Rangkaian kegiatan P2P Daring ini terdiri atas pretest, pembelajaran mandiri melalui video, serta diskusi interaktif yang difasilitasi oleh 11 klaster Bawaslu kabupaten/kota. Setiap klaster menghadirkan narasumber dari Bawaslu Provinsi Jawa Tengah yang membahas berbagai aspek kepemiluan, mulai dari pencegahan pelanggaran hingga penyelesaian sengketa.
Koordinator Divisi Hukum dan Diklat Bawaslu Jateng, Diana Ariyanti, menegaskan bahwa semangat pengawasan partisipatif tidak boleh berhenti setelah tahapan pemilu selesai. “Budaya pengawasan adalah bagian dari karakter demokrasi. Ia harus hidup sepanjang waktu,” ujarnya.
Selain memberikan pemahaman teknis, kegiatan ini juga menanamkan nilai-nilai moral bagi para pengawas partisipatif. Para peserta diajak untuk memahami pentingnya menjaga integritas, netralitas, dan tanggung jawab dalam setiap tindakan pengawasan.
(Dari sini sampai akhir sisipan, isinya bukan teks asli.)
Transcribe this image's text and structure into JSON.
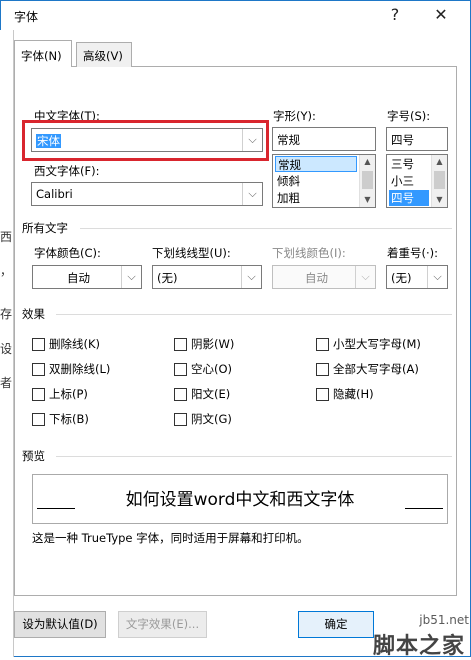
{
  "window": {
    "title": "字体",
    "help_icon": "?",
    "close_icon": "✕"
  },
  "background_text": [
    "西",
    "，",
    "存",
    "设",
    "者"
  ],
  "tabs": [
    {
      "label": "字体(N)",
      "active": true
    },
    {
      "label": "高级(V)",
      "active": false
    }
  ],
  "font_section": {
    "chinese_font_label": "中文字体(T):",
    "chinese_font_value": "宋体",
    "western_font_label": "西文字体(F):",
    "western_font_value": "Calibri",
    "style_label": "字形(Y):",
    "style_value": "常规",
    "style_options": [
      "常规",
      "倾斜",
      "加粗"
    ],
    "size_label": "字号(S):",
    "size_value": "四号",
    "size_options": [
      "三号",
      "小三",
      "四号"
    ]
  },
  "all_text": {
    "heading": "所有文字",
    "font_color_label": "字体颜色(C):",
    "font_color_value": "自动",
    "underline_style_label": "下划线线型(U):",
    "underline_style_value": "(无)",
    "underline_color_label": "下划线颜色(I):",
    "underline_color_value": "自动",
    "emphasis_label": "着重号(·):",
    "emphasis_value": "(无)"
  },
  "effects": {
    "heading": "效果",
    "items": [
      {
        "label": "删除线(K)",
        "checked": false
      },
      {
        "label": "阴影(W)",
        "checked": false
      },
      {
        "label": "小型大写字母(M)",
        "checked": false
      },
      {
        "label": "双删除线(L)",
        "checked": false
      },
      {
        "label": "空心(O)",
        "checked": false
      },
      {
        "label": "全部大写字母(A)",
        "checked": false
      },
      {
        "label": "上标(P)",
        "checked": false
      },
      {
        "label": "阳文(E)",
        "checked": false
      },
      {
        "label": "隐藏(H)",
        "checked": false
      },
      {
        "label": "下标(B)",
        "checked": false
      },
      {
        "label": "阴文(G)",
        "checked": false
      }
    ]
  },
  "preview": {
    "heading": "预览",
    "sample_text": "如何设置word中文和西文字体",
    "note": "这是一种 TrueType 字体，同时适用于屏幕和打印机。"
  },
  "buttons": {
    "set_default": "设为默认值(D)",
    "text_effects": "文字效果(E)...",
    "ok": "确定"
  },
  "watermark": {
    "site": "jb51.net",
    "brand": "脚本之家"
  },
  "colors": {
    "highlight": "#3399ff",
    "red_box": "#d9262e",
    "window_border": "#1e77c7"
  }
}
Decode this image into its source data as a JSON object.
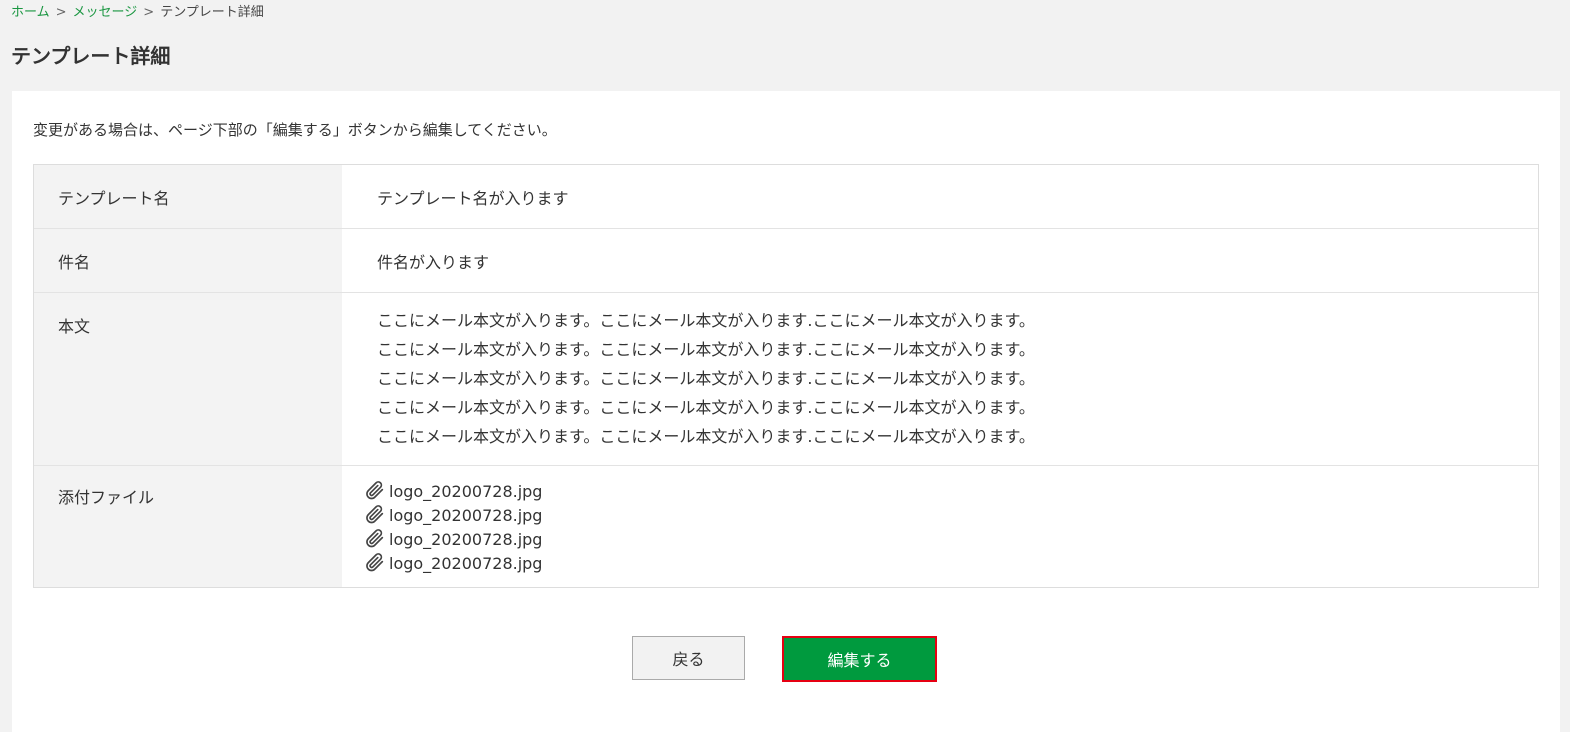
{
  "breadcrumb": {
    "home": "ホーム",
    "separator": ">",
    "messages": "メッセージ",
    "current": "テンプレート詳細"
  },
  "page_title": "テンプレート詳細",
  "notice": "変更がある場合は、ページ下部の「編集する」ボタンから編集してください。",
  "table": {
    "name_label": "テンプレート名",
    "name_value": "テンプレート名が入ります",
    "subject_label": "件名",
    "subject_value": "件名が入ります",
    "body_label": "本文",
    "body_lines": [
      "ここにメール本文が入ります。ここにメール本文が入ります.ここにメール本文が入ります。",
      "ここにメール本文が入ります。ここにメール本文が入ります.ここにメール本文が入ります。",
      "ここにメール本文が入ります。ここにメール本文が入ります.ここにメール本文が入ります。",
      "ここにメール本文が入ります。ここにメール本文が入ります.ここにメール本文が入ります。",
      "ここにメール本文が入ります。ここにメール本文が入ります.ここにメール本文が入ります。"
    ],
    "attach_label": "添付ファイル",
    "attachments": [
      "logo_20200728.jpg",
      "logo_20200728.jpg",
      "logo_20200728.jpg",
      "logo_20200728.jpg"
    ],
    "attachment_icon": "paperclip-icon"
  },
  "buttons": {
    "back": "戻る",
    "edit": "編集する"
  },
  "colors": {
    "link": "#1a9641",
    "primary_button": "#009a3e",
    "primary_button_border": "#e60012",
    "header_cell_bg": "#f3f3f3",
    "page_bg": "#f2f2f2"
  }
}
Koordinator Divisi P2H Bawaslu Kabupaten Magelang, Sumarni Aini Chabibah, menilai P2P Daring sebagai ruang pembelajaran demokrasi yang membentuk kesadaran sosial. “P2P bukan hanya program tahunan, tetapi gerakan membangun budaya awas di tengah masyarakat. Bawaslu Kabupaten Magelang berkomitmen menjadikan nilai-nilai pengawasan sebagai bagian dari kehidupan demokratis warga,” ujarnya.
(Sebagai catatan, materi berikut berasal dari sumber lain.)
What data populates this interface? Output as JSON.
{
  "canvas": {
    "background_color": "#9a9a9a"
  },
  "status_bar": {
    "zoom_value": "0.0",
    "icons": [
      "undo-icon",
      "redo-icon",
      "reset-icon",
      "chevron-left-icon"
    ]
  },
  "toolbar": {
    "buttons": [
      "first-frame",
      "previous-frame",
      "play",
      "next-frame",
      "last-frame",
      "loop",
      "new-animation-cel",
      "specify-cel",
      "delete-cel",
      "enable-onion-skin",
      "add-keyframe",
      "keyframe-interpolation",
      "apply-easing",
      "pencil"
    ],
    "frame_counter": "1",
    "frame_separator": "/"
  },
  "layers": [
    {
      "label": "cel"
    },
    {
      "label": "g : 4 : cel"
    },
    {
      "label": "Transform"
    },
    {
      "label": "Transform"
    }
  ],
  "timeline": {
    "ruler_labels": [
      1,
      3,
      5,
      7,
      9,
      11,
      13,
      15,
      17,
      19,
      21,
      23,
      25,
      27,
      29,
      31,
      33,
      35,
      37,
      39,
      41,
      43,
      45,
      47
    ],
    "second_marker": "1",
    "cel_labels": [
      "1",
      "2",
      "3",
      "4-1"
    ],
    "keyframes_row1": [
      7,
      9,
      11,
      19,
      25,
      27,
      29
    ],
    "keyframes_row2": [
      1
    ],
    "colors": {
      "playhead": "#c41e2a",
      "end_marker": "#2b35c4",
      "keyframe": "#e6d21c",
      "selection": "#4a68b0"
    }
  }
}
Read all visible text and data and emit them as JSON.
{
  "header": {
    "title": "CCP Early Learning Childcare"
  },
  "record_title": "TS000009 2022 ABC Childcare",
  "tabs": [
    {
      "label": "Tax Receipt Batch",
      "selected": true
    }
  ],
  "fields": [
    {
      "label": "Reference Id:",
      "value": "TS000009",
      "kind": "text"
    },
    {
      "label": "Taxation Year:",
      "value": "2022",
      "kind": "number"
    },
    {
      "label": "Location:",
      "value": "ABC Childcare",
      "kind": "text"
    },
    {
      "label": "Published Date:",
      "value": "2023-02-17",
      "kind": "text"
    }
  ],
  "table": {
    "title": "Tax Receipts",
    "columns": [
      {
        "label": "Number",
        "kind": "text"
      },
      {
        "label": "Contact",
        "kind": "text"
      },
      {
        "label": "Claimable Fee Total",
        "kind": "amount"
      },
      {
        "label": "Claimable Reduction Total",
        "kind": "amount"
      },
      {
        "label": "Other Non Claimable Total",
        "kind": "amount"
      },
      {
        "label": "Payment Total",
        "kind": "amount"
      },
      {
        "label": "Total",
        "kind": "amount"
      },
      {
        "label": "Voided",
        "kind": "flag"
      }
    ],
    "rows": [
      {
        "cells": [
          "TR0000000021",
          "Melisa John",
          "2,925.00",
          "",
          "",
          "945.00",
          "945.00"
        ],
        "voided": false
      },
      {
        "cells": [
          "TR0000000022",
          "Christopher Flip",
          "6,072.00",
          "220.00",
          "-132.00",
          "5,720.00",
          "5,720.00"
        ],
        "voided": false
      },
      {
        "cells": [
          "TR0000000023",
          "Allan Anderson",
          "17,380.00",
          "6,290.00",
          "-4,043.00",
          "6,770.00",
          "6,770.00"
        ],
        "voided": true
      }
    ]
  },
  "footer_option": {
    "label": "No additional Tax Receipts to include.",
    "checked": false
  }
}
Ia menambahkan, ke depan Bawaslu Kabupaten Magelang akan terus memperluas kolaborasi dengan komunitas dan lembaga pendidikan agar nilai-nilai pengawasan partisipatif dapat diterapkan secara nyata di akar rumput. “Kami ingin pengawasan menjadi bagian dari keseharian, bukan sekadar tugas saat pemilu,” tutupnya.